稍微的權衡了兩秒鍾,她腦中有了計劃。
一切還得等她從那會議上看看能不能得出點什麽結果再說,所以在這之前,她不能讓任何人阻礙到她。
回家給像是醉酒的父母又打了兩針,她給周喵喵掛去了電話,詳細詢問了大劑量注射藥劑會不會致死之類的問題,得到周喵喵肯定不會致死的答案之後,她心底終於踏實了些,然後拿著一背包的鎮靜劑出門了,她得確保那六個人人至少明天才能醒過來。
到時候差不多她該調查的也應該都調查到了。
事情比較順利,因為這個點,工作的人都出去工作了,家裏一般沒幾個人。蘇曼到那些人家裏找到那些人之後,幾乎都沒怎麽費工夫,就把人給放倒了,一個人差不多注射了十支,保證他們睡的死死的,再然後把他們都拖到**,偽裝成休息的假象。

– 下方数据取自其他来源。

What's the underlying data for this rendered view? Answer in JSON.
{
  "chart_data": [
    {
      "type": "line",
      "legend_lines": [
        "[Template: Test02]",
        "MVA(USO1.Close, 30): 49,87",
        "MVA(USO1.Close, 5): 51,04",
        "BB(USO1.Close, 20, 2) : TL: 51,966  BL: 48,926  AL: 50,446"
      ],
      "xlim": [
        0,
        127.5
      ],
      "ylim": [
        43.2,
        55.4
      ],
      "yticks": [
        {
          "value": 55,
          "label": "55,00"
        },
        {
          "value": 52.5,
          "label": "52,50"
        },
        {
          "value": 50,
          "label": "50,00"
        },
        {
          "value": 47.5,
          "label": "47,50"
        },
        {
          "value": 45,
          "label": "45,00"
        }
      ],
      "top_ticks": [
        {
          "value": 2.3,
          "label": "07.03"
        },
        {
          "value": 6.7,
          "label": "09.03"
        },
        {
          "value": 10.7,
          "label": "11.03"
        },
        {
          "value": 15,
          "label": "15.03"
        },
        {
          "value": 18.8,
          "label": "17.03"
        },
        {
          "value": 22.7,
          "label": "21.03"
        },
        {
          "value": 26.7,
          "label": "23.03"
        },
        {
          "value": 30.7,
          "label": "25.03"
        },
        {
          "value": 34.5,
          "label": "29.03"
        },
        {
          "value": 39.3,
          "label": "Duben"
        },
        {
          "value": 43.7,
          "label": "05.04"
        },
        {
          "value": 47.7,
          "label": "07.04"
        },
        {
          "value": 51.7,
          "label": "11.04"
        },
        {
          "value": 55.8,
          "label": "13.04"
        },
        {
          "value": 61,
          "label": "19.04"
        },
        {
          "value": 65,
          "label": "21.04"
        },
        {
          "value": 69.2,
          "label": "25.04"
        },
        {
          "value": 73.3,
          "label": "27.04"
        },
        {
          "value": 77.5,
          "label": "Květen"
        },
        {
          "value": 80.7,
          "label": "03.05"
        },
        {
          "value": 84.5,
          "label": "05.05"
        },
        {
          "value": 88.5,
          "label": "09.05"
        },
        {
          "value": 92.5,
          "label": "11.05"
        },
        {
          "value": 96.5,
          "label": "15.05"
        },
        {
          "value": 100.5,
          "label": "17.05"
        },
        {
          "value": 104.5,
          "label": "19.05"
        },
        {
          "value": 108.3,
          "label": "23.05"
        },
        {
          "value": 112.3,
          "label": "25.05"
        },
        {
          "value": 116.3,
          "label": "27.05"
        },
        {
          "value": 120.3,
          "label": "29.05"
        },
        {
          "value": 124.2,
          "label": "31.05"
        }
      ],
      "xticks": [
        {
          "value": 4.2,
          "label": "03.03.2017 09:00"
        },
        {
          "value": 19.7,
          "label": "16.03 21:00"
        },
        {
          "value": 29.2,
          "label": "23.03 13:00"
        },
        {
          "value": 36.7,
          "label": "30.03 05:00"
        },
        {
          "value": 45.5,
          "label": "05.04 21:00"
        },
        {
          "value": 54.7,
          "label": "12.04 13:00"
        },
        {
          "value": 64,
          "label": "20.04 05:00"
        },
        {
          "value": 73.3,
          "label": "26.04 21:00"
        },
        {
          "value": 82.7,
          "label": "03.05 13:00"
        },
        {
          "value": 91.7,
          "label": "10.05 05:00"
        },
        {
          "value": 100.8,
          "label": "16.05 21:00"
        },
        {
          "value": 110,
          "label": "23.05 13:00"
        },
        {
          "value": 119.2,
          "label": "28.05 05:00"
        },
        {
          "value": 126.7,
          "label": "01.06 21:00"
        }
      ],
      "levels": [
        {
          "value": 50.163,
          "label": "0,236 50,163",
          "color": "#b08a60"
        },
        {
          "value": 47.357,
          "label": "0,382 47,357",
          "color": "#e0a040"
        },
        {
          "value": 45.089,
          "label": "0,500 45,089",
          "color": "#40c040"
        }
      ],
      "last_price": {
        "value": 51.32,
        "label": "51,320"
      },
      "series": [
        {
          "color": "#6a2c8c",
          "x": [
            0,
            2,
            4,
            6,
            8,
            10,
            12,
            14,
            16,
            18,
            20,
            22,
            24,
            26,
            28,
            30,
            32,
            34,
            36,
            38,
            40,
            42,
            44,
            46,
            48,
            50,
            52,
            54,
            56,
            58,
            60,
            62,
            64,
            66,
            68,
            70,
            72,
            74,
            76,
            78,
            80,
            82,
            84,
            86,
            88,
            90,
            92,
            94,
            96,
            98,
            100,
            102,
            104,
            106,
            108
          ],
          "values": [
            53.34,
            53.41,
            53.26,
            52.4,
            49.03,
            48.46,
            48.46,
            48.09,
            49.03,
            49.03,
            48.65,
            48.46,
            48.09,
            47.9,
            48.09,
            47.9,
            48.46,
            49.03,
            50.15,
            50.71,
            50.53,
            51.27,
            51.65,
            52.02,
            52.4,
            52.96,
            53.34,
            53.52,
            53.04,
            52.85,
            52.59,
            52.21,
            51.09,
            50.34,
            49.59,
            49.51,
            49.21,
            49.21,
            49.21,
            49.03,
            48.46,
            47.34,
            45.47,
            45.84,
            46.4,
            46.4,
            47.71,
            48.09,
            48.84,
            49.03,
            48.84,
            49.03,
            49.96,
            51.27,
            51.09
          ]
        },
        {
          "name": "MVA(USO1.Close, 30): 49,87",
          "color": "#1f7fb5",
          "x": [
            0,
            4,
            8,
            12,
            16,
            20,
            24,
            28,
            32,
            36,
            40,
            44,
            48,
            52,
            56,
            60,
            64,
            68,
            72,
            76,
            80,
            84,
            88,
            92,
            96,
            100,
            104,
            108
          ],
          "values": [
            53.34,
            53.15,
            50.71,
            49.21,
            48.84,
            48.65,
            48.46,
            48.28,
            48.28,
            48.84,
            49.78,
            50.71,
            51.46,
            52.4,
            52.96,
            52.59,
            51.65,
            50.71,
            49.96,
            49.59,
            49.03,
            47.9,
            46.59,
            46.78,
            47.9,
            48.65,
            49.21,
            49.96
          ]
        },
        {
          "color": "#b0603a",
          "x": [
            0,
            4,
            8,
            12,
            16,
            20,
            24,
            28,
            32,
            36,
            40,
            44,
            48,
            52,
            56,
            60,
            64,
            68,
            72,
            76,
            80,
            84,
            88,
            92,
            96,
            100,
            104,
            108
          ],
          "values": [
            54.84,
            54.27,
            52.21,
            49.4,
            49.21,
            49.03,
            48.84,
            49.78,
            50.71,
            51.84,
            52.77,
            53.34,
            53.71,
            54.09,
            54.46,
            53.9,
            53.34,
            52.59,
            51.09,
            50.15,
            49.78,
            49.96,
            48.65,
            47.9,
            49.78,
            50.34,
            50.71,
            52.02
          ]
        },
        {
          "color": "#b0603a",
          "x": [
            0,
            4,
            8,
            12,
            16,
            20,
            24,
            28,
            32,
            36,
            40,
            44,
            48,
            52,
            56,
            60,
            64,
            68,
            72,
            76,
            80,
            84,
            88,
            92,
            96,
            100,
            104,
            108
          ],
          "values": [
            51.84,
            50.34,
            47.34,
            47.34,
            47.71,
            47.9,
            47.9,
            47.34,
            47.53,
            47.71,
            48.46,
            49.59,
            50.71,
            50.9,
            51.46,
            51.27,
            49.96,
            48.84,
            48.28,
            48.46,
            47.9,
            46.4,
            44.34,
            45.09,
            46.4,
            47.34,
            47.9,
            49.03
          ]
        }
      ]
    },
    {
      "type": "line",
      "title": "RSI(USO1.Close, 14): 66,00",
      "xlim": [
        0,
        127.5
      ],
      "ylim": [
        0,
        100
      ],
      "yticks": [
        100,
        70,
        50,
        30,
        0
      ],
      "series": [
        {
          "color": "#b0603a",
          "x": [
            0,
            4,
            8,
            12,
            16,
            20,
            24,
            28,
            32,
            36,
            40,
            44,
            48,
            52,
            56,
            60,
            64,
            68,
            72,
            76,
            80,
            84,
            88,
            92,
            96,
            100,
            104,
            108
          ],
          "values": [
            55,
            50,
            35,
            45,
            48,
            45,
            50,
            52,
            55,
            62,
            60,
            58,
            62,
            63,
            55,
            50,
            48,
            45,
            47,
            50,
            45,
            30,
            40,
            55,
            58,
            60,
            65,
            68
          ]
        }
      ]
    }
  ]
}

期間也碰上有人家家人下班回家的,不過被蘇曼驚險的躲過去了。
在沒有徹底弄清她心底的疑惑之前,殺戮還是避免比較好,免得造成什麽難以預估的後果。
忙活完了這些,她稍微的整理了一下衣服,匆匆的趕去了開會的禮堂。
她去的還算是早,隻有零星的幾個人在裏麵等著。
倒是有好心的大媽還和她嘮了兩句,“小蘇啊,怎麽是你過來了?對了,你爸媽下午怎麽沒去上班?”
蘇曼心裏咯噔一下,怎麽這麽問?還有漏網之魚?
不過她麵上不顯,隻裝作是疑惑的樣子,“您是?對不起啊,阿姨,我最近記性不太好。”
她的確是不認識這大媽,記憶裏也沒有。
“哎呀,你看這孩子,就是遺傳她爹媽了,記性開始變差了!”
大媽沒回答她,反倒是和周邊的人先說了一句,緊接著才自報家門,“我是和你爸爸媽媽一個工廠的”
她說了挺多的,但是蘇曼總結,就是她是工友,還不怎麽熟悉的那種工友。